When you decide whether to do a full, incremental, or incremental_since_full backup, you need to balance the time it takes to create the backup with the time it would take to restore.

You also should consider media requirements. A given incremental backup is relatively quick and takes a relatively small amount of space on tape or disk. Full backups are relatively slow and require a lot of space.

Incremental_since_full is somewhere in between. It starts out as equivalent to incremental, but as the database changes and the number of backups since a full backup increases, incremental_since_full can become as time-consuming and media-consuming as a full backup, or worse.

In general, the opposite is true for restore operations. For example, if you need to restore from a very old full backup and a dozen or more incrementals, the restore may take longer and the backup may use up more space than a new full backup.

The obvious advantage of incremental backups is that it is much faster and takes less space to back up only the data that has changed since the last backup, or even since the last full backup, than to back up your entire database. The disadvantage of relying too heavily on incremental backups is that any eventual restore takes longer.

For example, once you have a full backup of your database, in theory you could perform only incremental backups thereafter. You would not want to do this, however, because any future recovery would be intolerably slow, and would require more tape or disk space than doing a full backup periodically. Remember that other users can have read and write access while you do backups, but no one else can use the database while you are restoring it. You might find yourself needing to restore dozens of incremental backups, with your system unavailable to users throughout the process.
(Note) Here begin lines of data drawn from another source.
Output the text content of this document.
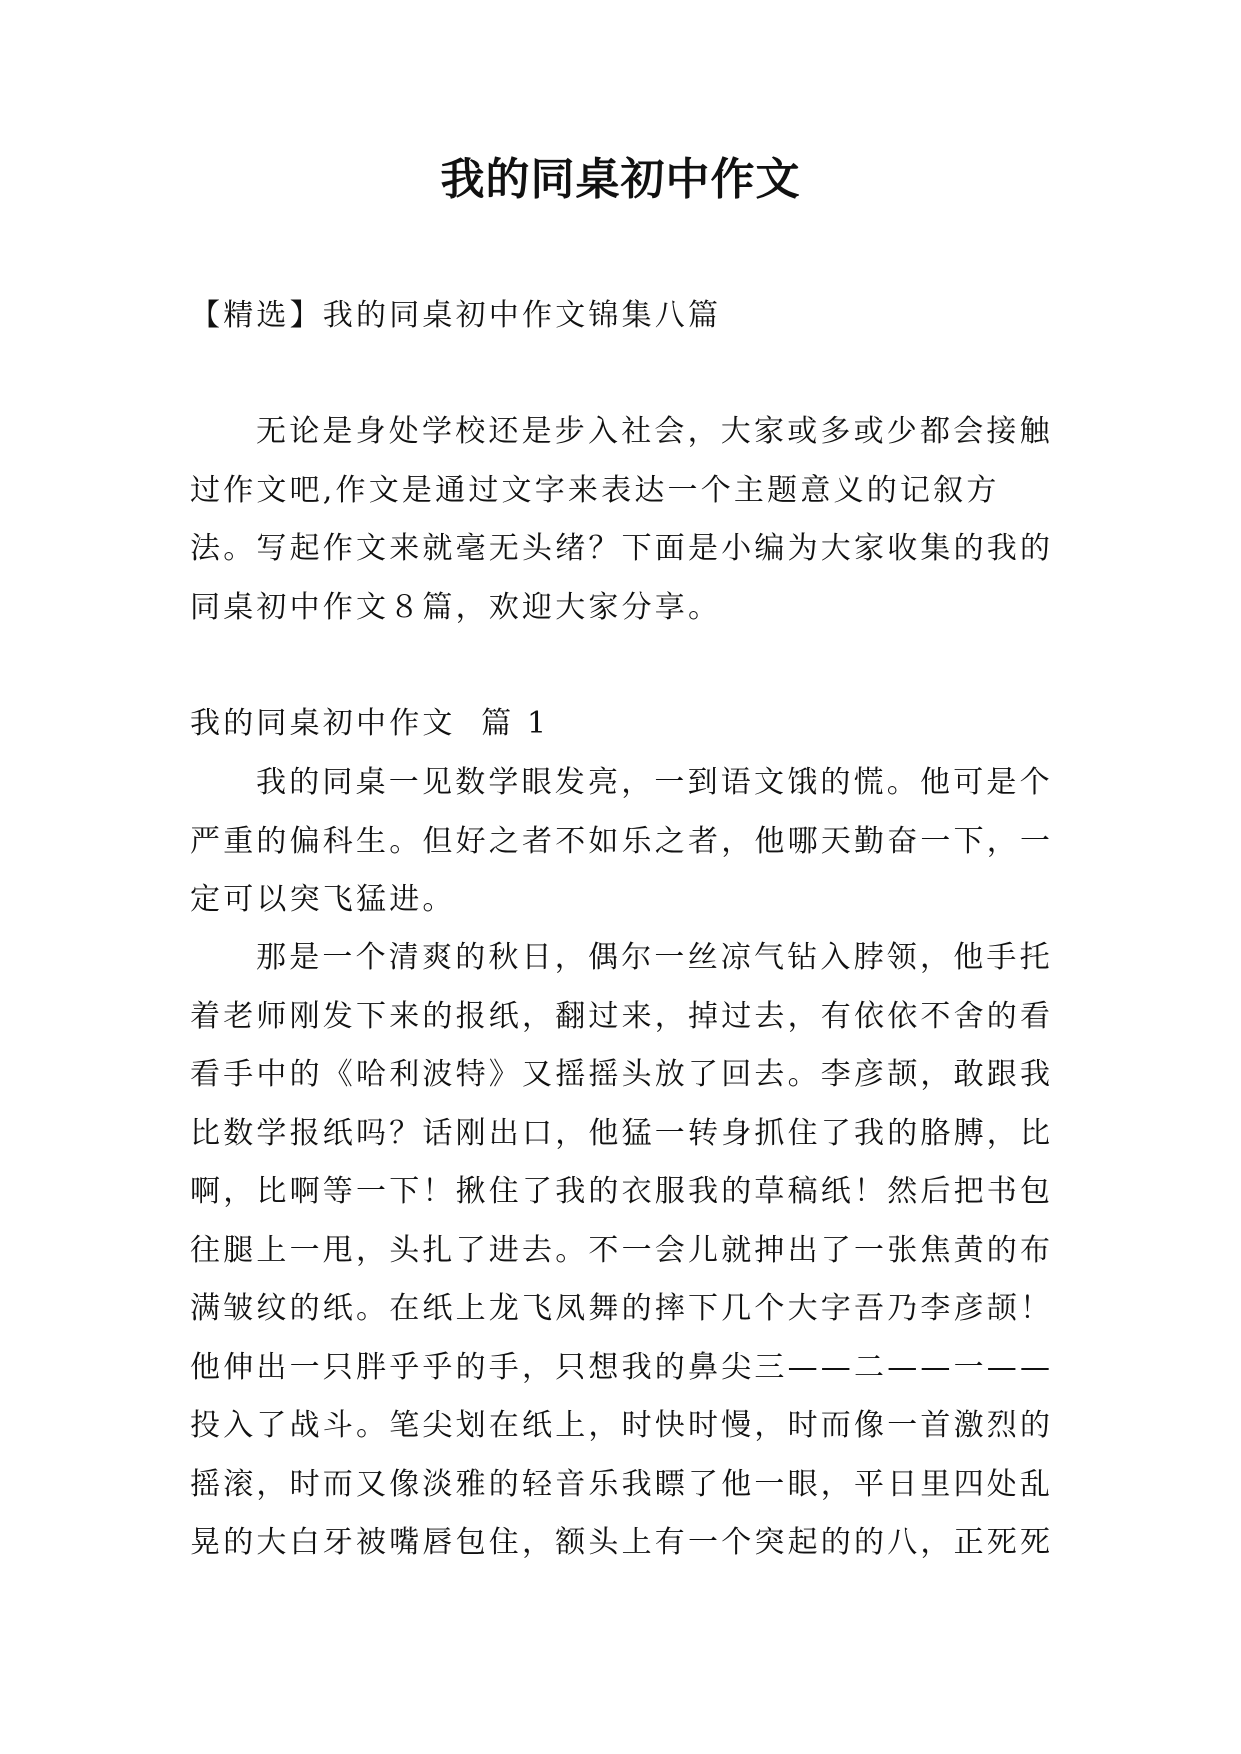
我的同桌初中作文

【精选】我的同桌初中作文锦集八篇

无论是身处学校还是步入社会，大家或多或少都会接触过作文吧,作文是通过文字来表达一个主题意义的记叙方法。写起作文来就毫无头绪？下面是小编为大家收集的我的同桌初中作文８篇，欢迎大家分享。

我的同桌初中作文  篇 1

我的同桌一见数学眼发亮，一到语文饿的慌。他可是个严重的偏科生。但好之者不如乐之者，他哪天勤奋一下，一定可以突飞猛进。

那是一个清爽的秋日，偶尔一丝凉气钻入脖领，他手托着老师刚发下来的报纸，翻过来，掉过去，有依依不舍的看看手中的《哈利波特》又摇摇头放了回去。李彦颉，敢跟我比数学报纸吗？话刚出口，他猛一转身抓住了我的胳膊，比啊，比啊等一下！揪住了我的衣服我的草稿纸！然后把书包往腿上一甩，头扎了进去。不一会儿就抻出了一张焦黄的布满皱纹的纸。在纸上龙飞凤舞的摔下几个大字吾乃李彦颉！他伸出一只胖乎乎的手，只想我的鼻尖三——二——一——投入了战斗。笔尖划在纸上，时快时慢，时而像一首激烈的摇滚，时而又像淡雅的轻音乐我瞟了他一眼，平日里四处乱晃的大白牙被嘴唇包住，额头上有一个突起的的八，正死死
A much better approach is a mix of incremental and full backups.

The greater the volume of your database changes, the more important it is do a backup, and the smaller the advantage of incremental backups. For example, if you update your database nightly with changes that affect 10 percent or more of the data, you may want to do an incremental_since_full backup each night, and a full backup once a week. On the other hand, if your changes tend to be few, a full backup once a month with incrementals in between might be fine.